Exercise For A Healthy Mind!
We all know that physical exercise makes you brawny; but, did you know that it can also help keep you brainy? It's vital for your child’s physical and mental well-being too. We tell you how.
By Team ParentCircle • 8 min read
Picture this, you’ve just come back from work, tired and stressed (and maybe, angry). And then, you plug in your earphones and head for a good workout session. You come back and feel ‘at home’. You are relaxed and your mood is also a lot better. Have you ever noticed that you’re almost always in good spirits after a satisfying workout? Well, here’s the science behind the sentiment. Physical activity has a positive impact on not just your physical well-being, but your mental health too.
Where physical and mental health meet
The World Health Organization defines physical activity as, ‘any bodily movement produced by skeletal muscles that require energy expenditure.’ Physical exercise, on the other hand, is a sub-branch of physical activity as it is more structured, planned and repetitive. Both, however, work towards the betterment of your mental health. According to a study conducted by the Department of Exercise Science, the University of Georgia (published by BrainHQ), exercising for even 20 minutes a day can facilitate information processing and memory functions of the brain. The report adds that exercise increases the heart rate, thereby increasing the rate of oxygen pumped to the brain, releasing a variety of hormones that help in the growth of brain cells.

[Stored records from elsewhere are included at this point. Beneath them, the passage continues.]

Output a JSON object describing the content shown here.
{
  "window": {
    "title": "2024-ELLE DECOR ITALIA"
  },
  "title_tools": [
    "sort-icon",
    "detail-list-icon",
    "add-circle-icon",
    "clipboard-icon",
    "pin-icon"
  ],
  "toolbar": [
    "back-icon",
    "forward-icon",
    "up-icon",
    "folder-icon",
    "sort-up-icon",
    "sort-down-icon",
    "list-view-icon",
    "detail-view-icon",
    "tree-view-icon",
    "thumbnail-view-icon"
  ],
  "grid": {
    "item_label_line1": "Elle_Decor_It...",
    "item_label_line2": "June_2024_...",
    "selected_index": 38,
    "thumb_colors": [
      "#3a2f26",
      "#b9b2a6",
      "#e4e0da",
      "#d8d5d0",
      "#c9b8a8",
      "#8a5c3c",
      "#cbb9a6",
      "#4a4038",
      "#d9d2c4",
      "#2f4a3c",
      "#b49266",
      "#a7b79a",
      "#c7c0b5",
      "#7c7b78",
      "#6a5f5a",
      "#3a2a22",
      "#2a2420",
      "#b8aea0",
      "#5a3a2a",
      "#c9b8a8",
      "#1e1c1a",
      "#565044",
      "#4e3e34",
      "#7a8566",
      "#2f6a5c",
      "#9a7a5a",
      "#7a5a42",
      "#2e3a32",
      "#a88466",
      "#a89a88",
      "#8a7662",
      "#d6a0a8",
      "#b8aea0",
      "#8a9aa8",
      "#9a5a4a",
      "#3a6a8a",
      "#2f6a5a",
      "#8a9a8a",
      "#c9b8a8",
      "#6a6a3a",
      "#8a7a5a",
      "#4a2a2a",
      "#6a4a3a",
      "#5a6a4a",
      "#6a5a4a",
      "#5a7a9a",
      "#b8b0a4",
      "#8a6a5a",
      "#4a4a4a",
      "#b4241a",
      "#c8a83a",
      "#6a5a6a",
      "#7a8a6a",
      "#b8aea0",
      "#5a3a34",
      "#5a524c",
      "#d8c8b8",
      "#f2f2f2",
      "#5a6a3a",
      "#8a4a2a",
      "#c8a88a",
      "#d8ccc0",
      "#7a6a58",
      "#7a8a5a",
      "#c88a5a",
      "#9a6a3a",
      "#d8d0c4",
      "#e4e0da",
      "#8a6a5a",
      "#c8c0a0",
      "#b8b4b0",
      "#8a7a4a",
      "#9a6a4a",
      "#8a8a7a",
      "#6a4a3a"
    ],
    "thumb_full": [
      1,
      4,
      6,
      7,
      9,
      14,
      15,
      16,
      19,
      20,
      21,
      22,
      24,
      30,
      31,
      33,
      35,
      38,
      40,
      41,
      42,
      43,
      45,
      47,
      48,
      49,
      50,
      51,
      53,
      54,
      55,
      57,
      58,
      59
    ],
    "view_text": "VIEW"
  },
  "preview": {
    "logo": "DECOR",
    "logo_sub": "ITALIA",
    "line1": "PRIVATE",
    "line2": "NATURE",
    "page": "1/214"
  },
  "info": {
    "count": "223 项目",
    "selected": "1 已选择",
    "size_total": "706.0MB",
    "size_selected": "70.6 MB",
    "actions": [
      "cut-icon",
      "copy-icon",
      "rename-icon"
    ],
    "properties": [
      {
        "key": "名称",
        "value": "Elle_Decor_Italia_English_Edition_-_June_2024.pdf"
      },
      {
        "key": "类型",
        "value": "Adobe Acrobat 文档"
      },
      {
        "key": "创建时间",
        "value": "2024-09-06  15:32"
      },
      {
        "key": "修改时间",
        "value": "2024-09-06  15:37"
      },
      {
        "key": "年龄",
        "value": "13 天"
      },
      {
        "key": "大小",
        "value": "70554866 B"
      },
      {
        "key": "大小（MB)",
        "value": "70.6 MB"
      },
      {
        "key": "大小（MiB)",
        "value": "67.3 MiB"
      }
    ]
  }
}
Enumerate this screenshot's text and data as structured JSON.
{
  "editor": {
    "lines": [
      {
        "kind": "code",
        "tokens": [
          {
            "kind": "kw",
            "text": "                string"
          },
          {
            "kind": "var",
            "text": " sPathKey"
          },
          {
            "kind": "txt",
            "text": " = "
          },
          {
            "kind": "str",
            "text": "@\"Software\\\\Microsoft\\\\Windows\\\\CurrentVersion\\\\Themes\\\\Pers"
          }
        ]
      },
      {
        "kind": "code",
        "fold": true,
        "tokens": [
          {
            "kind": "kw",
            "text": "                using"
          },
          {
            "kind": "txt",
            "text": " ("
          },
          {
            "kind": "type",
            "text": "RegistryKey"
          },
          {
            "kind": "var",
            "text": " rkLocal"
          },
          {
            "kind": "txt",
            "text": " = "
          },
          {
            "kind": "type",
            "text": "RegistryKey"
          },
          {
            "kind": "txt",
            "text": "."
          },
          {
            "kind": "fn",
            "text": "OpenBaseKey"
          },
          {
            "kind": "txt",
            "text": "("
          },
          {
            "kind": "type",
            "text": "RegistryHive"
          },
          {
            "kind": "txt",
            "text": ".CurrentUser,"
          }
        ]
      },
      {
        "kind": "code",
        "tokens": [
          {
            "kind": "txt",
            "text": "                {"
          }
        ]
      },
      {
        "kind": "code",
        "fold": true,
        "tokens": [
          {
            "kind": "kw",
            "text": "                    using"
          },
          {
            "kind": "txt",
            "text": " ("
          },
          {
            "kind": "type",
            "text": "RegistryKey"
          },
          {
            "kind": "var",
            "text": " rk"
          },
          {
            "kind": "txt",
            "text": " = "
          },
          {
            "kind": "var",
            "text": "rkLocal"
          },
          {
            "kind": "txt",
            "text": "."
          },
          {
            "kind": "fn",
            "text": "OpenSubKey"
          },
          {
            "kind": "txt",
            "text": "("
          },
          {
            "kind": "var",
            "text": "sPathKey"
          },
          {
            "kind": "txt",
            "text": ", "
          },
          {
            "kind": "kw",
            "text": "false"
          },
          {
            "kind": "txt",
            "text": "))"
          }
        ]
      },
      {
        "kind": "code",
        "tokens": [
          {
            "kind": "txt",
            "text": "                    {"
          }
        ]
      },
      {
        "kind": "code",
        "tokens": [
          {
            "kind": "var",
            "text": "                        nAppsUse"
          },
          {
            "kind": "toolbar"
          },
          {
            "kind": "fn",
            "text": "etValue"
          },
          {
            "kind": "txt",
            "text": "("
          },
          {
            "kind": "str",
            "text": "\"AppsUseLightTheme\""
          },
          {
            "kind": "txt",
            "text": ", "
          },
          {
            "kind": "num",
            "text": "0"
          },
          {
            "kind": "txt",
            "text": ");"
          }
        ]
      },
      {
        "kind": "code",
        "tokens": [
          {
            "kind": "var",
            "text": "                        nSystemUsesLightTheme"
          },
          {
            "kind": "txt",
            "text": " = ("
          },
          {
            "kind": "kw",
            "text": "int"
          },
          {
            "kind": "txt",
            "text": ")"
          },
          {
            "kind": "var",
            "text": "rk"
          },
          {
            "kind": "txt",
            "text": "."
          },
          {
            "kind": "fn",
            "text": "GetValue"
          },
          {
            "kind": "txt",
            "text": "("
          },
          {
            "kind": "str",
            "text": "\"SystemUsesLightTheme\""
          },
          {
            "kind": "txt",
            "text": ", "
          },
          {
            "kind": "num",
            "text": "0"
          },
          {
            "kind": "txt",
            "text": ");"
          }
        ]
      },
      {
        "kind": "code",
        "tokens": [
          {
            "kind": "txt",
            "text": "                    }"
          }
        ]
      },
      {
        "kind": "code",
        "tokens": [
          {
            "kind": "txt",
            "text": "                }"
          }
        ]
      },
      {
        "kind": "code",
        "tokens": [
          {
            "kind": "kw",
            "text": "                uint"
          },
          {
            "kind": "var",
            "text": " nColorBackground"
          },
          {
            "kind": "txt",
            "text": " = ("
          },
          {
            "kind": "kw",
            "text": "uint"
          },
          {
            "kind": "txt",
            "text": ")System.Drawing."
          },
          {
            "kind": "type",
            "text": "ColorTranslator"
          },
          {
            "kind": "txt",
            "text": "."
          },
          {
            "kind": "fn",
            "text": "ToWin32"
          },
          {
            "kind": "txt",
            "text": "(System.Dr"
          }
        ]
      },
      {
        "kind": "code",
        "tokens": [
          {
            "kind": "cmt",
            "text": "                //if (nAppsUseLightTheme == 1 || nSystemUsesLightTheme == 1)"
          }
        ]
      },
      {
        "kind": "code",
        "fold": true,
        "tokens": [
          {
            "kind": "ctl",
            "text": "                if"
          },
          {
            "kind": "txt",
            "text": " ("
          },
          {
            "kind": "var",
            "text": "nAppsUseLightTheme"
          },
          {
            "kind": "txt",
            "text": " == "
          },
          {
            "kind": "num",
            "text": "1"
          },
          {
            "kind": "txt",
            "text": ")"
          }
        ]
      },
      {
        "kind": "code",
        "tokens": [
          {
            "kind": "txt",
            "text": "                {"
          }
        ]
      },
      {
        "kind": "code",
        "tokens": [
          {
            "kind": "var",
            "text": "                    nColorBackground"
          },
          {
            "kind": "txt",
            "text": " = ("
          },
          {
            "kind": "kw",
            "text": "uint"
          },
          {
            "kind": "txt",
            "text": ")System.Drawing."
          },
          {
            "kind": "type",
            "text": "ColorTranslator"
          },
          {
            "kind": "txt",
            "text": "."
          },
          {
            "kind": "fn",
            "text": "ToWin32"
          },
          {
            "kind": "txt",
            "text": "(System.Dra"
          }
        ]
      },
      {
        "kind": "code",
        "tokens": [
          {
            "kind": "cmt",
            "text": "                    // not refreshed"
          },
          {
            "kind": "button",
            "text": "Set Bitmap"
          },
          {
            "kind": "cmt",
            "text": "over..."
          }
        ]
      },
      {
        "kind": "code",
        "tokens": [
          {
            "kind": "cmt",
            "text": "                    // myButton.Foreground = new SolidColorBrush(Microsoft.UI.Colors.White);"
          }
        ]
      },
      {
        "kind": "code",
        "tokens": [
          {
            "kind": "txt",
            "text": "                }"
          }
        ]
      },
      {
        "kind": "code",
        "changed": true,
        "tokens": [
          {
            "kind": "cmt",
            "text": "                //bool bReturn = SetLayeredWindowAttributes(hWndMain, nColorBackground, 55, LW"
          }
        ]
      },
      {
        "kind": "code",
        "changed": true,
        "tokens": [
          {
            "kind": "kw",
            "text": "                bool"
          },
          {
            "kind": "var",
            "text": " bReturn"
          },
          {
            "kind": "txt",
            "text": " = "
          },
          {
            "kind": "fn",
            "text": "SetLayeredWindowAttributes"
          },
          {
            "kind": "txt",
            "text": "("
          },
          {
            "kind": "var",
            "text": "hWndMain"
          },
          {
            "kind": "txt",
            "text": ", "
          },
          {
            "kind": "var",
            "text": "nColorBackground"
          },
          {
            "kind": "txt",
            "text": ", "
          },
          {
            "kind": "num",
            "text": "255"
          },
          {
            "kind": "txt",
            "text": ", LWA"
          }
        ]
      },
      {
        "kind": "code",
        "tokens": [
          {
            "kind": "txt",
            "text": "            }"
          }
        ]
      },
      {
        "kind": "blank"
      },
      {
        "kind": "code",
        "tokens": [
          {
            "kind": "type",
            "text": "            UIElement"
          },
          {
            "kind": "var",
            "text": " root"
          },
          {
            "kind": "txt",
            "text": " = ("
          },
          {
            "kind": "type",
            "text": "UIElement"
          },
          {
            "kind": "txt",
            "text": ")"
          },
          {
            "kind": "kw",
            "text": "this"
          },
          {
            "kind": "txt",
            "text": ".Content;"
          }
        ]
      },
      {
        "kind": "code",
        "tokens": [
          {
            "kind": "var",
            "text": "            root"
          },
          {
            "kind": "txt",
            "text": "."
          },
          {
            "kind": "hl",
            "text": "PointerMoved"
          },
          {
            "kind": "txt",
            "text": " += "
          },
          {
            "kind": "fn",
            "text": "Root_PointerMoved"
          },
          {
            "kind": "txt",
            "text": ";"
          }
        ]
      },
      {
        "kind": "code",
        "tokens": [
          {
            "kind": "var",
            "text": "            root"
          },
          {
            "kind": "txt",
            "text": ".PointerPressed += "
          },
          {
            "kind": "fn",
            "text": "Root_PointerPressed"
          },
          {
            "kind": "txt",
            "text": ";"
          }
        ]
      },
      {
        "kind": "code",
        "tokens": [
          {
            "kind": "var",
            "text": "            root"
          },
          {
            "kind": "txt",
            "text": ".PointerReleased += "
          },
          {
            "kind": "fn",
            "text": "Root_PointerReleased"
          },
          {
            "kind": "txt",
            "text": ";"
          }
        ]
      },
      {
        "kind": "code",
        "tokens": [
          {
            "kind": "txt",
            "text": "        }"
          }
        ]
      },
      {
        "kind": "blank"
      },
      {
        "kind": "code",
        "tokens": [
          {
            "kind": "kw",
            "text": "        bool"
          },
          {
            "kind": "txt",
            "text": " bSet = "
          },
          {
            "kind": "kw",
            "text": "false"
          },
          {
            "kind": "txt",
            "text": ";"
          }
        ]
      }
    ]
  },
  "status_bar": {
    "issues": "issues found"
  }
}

In the case of children, exercise becomes quite vital for their complete well-being. Nithya Poornima, Assistant Professor of Clinical Psychology, NIMHANS, Bengaluru, says, “Physical exercise helps with the overall development of children, not just their physical health. It helps with their cognitive ability, improves attention and concentration. It also aids in their emotional development, as physical exercise releases endorphins, the feel-good hormones.”
Many parents too vouch for the benefits of physical exercise on their child’s mental health. Anulekha Naveen, a running and cycling enthusiast, says “Physical exercise has definitely benefitted me and my two children, who love running and swimming. Waking up early in the morning, breathing in fresh air, doing warm-ups and running, gives a fresh start to the day and also helps beat the blues and laziness away.”
Physical exercise positively impacts mental health in various ways. Here’s a look at some of them:
One of the most natural benefits of physical exercise is the reduction of stress. When you exercise, the cortisol (a hormone linked to stress) levels in the body are significantly reduced. This was revealed in a study published in the Journal of Clinical Endocrinology & Metabolism (JCEM). The study was conducted among 258 eight-year-old children in Helsinki, Finland.
An article titled, ‘Understanding Depression,’ published in a special health report from Harvard Medical School, mentions that a review of several studies since 1981 indicates that regular exercise can help improve the mood in people with mild to moderate depression.
Says Dr Chinmaya K S, paediatrician and fitness enthusiast, “Physical exercise can elevate a child’s mood, leading him to be happier and more confident.” Exercising for even 20 minutes a day can facilitate information processing and memory functions of the brain.
Helps focus and improves concentration
Exercise helps children focus better, which in turn helps them perform well in their subjects. “There are studies to show that children who are physically active have better grades, especially in Maths,” says Dr Chinmaya.
Tackles Attention Deficit Hyperactivity Disorder (ADHD)
There are several studies that show that physical exercise can help children with ADHD. In the article titled, ‘Mental Health Benefits of Exercise in Children,’ published in Psychiatric Times (originally published in the Journal of Paediatrics), Dr Karen Dineen Wagner talks about a study which suggests that a single spell of moderate-intensity aerobic exercise can be used as a treatment for children with ADHD. The study also states that short bouts of regular exercise can help children, in general.
How parents can encourage children
Renowned American author, Robert Fulghum, once said, “Don’t worry that children never listen to you; worry that they are always watching you.” Your children tend to pick up on your behaviour; so, the best way to try and get them to exercise is to practise it yourself.
Dr Chinmaya asserts, “We need to practise what we preach. We have to work out too and be an inspiration for our children. Seeds sown during the early years will have long-term health benefits. I too exercise regularly. Whenever my children do something wrong, they are made to do ‘jumping jacks’ as punishment.” He adds, “Simple exercises like walking, running, cycling, swimming and stretching should help. About 30-60 minutes of physical exercise after school can re-energise children to do their homework. Take them for a long walk or bike ride during weekends and explain the benefits of regular exercise.”
Now that you know the various ways in which physical activity influences mental health, put this new-found knowledge to good use. Make exercise a part of your daily routine and let your child follow through as well. A sound mind in a sound body, is an oft-used adage and for good reason. We wish you the same!